OpenAI upgrades Codex with a new version of GPT-5

OpenAI announced on Monday that it is releasing a new version of its AI coding agent, Codex, called GPT-5-Codex. The company states this new model spends its thinking time more dynamically than previous versions, allowing it to work on a coding task for anywhere from a few seconds up to seven hours. This enhanced approach leads to better performance on agentic coding benchmarks.

The new model is now rolling out within Codex products, which are accessible via a terminal, an IDE, GitHub, or ChatGPT. It is available to all ChatGPT Plus, Pro, Business, Edu, and Enterprise users. OpenAI has indicated it plans to make the model available to API customers at a later date.

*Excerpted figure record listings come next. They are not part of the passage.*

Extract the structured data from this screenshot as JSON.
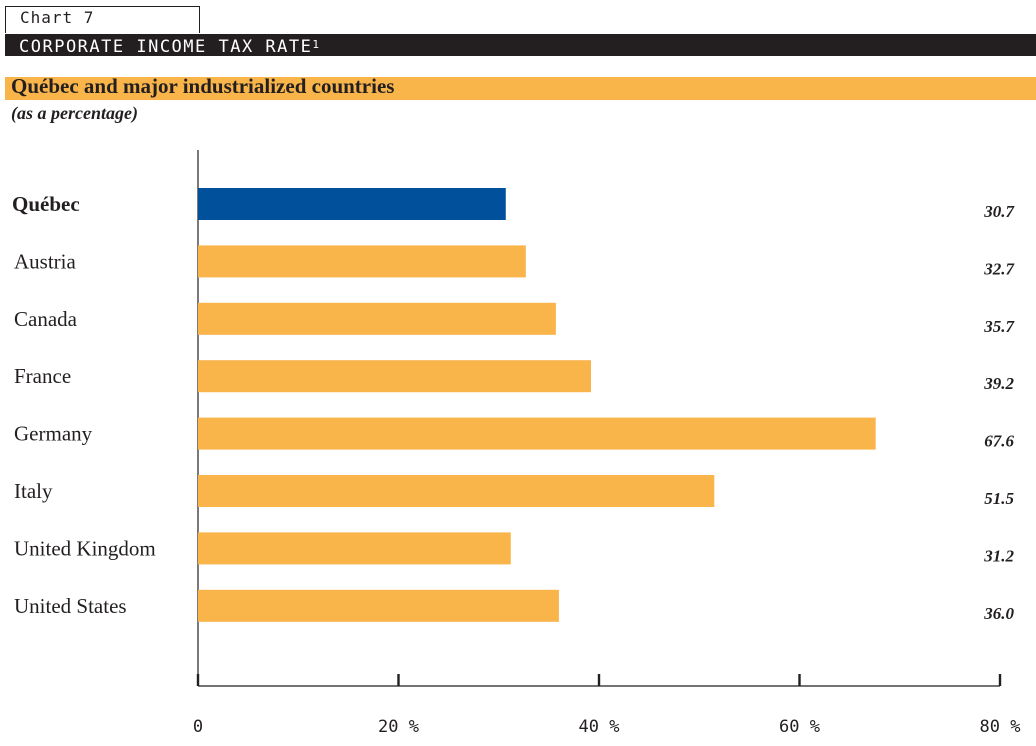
{
  "header": {
    "chart_label": "Chart 7",
    "title": "CORPORATE INCOME TAX RATE",
    "title_footnote": "1",
    "subtitle": "Québec and major industrialized countries",
    "unit_note": "(as a percentage)"
  },
  "colors": {
    "highlight": "#00509b",
    "bar": "#f9b44a",
    "title_bar": "#231f20",
    "subtitle_bar": "#f9b44a"
  },
  "chart_data": {
    "type": "bar",
    "orientation": "horizontal",
    "categories": [
      "Québec",
      "Austria",
      "Canada",
      "France",
      "Germany",
      "Italy",
      "United Kingdom",
      "United States"
    ],
    "values": [
      30.7,
      32.7,
      35.7,
      39.2,
      67.6,
      51.5,
      31.2,
      36.0
    ],
    "value_labels": [
      "30.7",
      "32.7",
      "35.7",
      "39.2",
      "67.6",
      "51.5",
      "31.2",
      "36.0"
    ],
    "highlighted_category": "Québec",
    "xlim": [
      0,
      80
    ],
    "x_ticks": [
      0,
      20,
      40,
      60,
      80
    ],
    "x_tick_labels": [
      "0",
      "20 %",
      "40 %",
      "60 %",
      "80 %"
    ],
    "grid": false,
    "legend": "none"
  }
}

This update is a key part of OpenAI’s strategy to make Codex more competitive with other AI coding products like Claude Code, Anysphere’s Cursor, and Microsoft’s GitHub Copilot. The market for AI coding tools has grown significantly more crowded over the past year due to intense user demand. Cursor surpassed five hundred million dollars in annual recurring revenue earlier in 2025, and Windsurf, a similar code editor, was recently the subject of a chaotic acquisition attempt that resulted in its team splitting between Google and Cognition.

According to OpenAI, GPT-5-Codex outperforms the standard GPT-5 on the SWE-bench Verified benchmark, which measures agentic coding abilities. It also shows improved performance on a benchmark that evaluates code refactoring tasks from large, established repositories.

The company also says it specifically trained GPT-5-Codex to conduct code reviews. When experienced software engineers evaluated the model’s review comments, they reportedly found that it submitted fewer incorrect comments while providing more high-impact feedback.

In a briefing, OpenAI’s Codex product lead Alexander Embiricos explained that much of the improved performance is due to the model’s dynamic thinking abilities. Unlike the router in ChatGPT that directs queries to different models based on task complexity, GPT-5-Codex operates without a router and can adjust how long it works on a task in real-time.

Embiricos noted this is a significant advantage over a router, which must decide on computational power and time at the very beginning of a task. In contrast, GPT-5-Codex can decide five minutes into a problem that it needs to spend another hour on it. Embiricos confirmed he has observed the model take upwards of seven hours to complete some tasks.